Я несколько был озадачен столь своеобразным её пониманием, волновавшего меня  предмета, но всё же ответил:
-- Да, существует группа так называемых инертных газов, их называют ещё идеальными в нек…
-- Вот! Идеальные всегда инертны.
Тётушкин вывод окончательно остудил мой просветительский пыл, и я замолчал.
Ольга Александровна  встала, подошла к открытому окну. И стало видно, как взволновало её что-то в нашем разговоре о химии.
- Позвольте. Я Вам расскажу… -- произнесла она – события эти слишком давние, мужа моего уже нет в живых. Дети выросли и моя репутация, думаю, никого всерьез не волнует. Вы же - человек  молодой и Вам это может быть полезно.

     Было лето. Я каждое лето проводила с детьми в этом поместье. Здесь превосходная природа, не правда ли? Какой простор, какая тишина! Мы часто по утрам, после завтрака ходили гулять, вот, - вдоль реки, или туда – по той дороге через поля. В тот год там была посеяна. Кажется, гречиха. И вот однажды, гуляя, мы встретили человека с этюдником. Он делал наброски пейзажа. Я разговорилась с ним. Оказалось, у него неподалеку отсюда небольшое имение, - дом с садом, без земли. Чтобы Вы лучше его представили, я вам скажу: Отец его был из мещан, долгой службой и в преклонном возрасте, выслужившим наследственное дворянство, и тогда только решившим обзавестись семьей. Он вскоре после рождения сына умер. Находясь в стесненном материальном положении мать мальчика, как он достаточно подрос, отправила учиться в кадетский корпус. А там. По окончании, его ждала  служба в одном из отдалённых гарнизонов. Но у него была склонность к рисованию, поэтому, выслужив капитана и пенсию, решился он подать в отставку и учиться живописи. Скудный его доход, необходимость жить в столице в весьма скверных условиях – ничуть не отвращало его от выбранного пути.

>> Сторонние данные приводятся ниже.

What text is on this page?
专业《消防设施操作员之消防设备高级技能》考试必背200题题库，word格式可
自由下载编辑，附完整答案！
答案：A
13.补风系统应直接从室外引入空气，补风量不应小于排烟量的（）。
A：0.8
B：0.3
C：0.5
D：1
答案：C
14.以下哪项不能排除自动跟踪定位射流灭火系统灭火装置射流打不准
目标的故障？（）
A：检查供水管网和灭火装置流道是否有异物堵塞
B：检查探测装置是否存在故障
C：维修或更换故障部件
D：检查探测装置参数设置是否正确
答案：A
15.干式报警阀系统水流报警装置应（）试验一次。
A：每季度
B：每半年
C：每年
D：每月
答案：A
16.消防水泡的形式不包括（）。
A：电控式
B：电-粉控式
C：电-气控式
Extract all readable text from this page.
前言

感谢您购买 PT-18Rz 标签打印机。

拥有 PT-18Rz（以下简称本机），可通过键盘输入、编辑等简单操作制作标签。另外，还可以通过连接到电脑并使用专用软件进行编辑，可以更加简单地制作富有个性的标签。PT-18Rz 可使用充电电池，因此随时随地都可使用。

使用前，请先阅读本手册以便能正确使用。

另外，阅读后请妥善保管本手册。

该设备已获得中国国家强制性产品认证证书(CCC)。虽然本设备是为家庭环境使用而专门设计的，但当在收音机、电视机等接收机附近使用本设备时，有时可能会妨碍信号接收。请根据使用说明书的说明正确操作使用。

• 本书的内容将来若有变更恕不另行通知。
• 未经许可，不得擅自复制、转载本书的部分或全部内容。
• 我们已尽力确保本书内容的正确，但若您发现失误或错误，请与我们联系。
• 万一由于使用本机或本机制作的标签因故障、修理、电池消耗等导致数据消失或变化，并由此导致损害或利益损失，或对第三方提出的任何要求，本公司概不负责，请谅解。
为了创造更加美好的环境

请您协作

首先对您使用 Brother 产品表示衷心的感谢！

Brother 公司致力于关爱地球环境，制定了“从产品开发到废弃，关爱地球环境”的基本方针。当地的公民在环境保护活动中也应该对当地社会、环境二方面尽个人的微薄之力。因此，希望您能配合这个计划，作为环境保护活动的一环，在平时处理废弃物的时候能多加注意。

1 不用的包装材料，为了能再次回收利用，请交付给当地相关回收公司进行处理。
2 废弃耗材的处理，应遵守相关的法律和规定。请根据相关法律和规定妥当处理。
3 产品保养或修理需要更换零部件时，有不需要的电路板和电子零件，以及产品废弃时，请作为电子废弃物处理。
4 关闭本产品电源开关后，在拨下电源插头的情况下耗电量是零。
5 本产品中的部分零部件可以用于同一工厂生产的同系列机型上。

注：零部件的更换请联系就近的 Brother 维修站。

     Узнав всё это, не столько от нег самого, сколько от других людей, мне захотелось немного ему помочь. Я решила заказать ему свой портрет и заплатить за него очень хорошую цену. Он согласился.
     Приходил он раз в неделю, сеансы длились по два, три часа. Иногда он оставался обедать. Иногда мы гуляли вместе. Меня заинтересовала его увлечённость – качество, которое я не встречала у людей своего круга. Увлечённые люди всегда ведь привлекают внимание. Вы замечали, наверное? Прошло около двух месяцев, и работа над портретом подходила к концу. В тот день он работал по обыкновению своему молча. Всё было, как бывало это часто. И он казался полностью занятым своими красками. И я в это время читала.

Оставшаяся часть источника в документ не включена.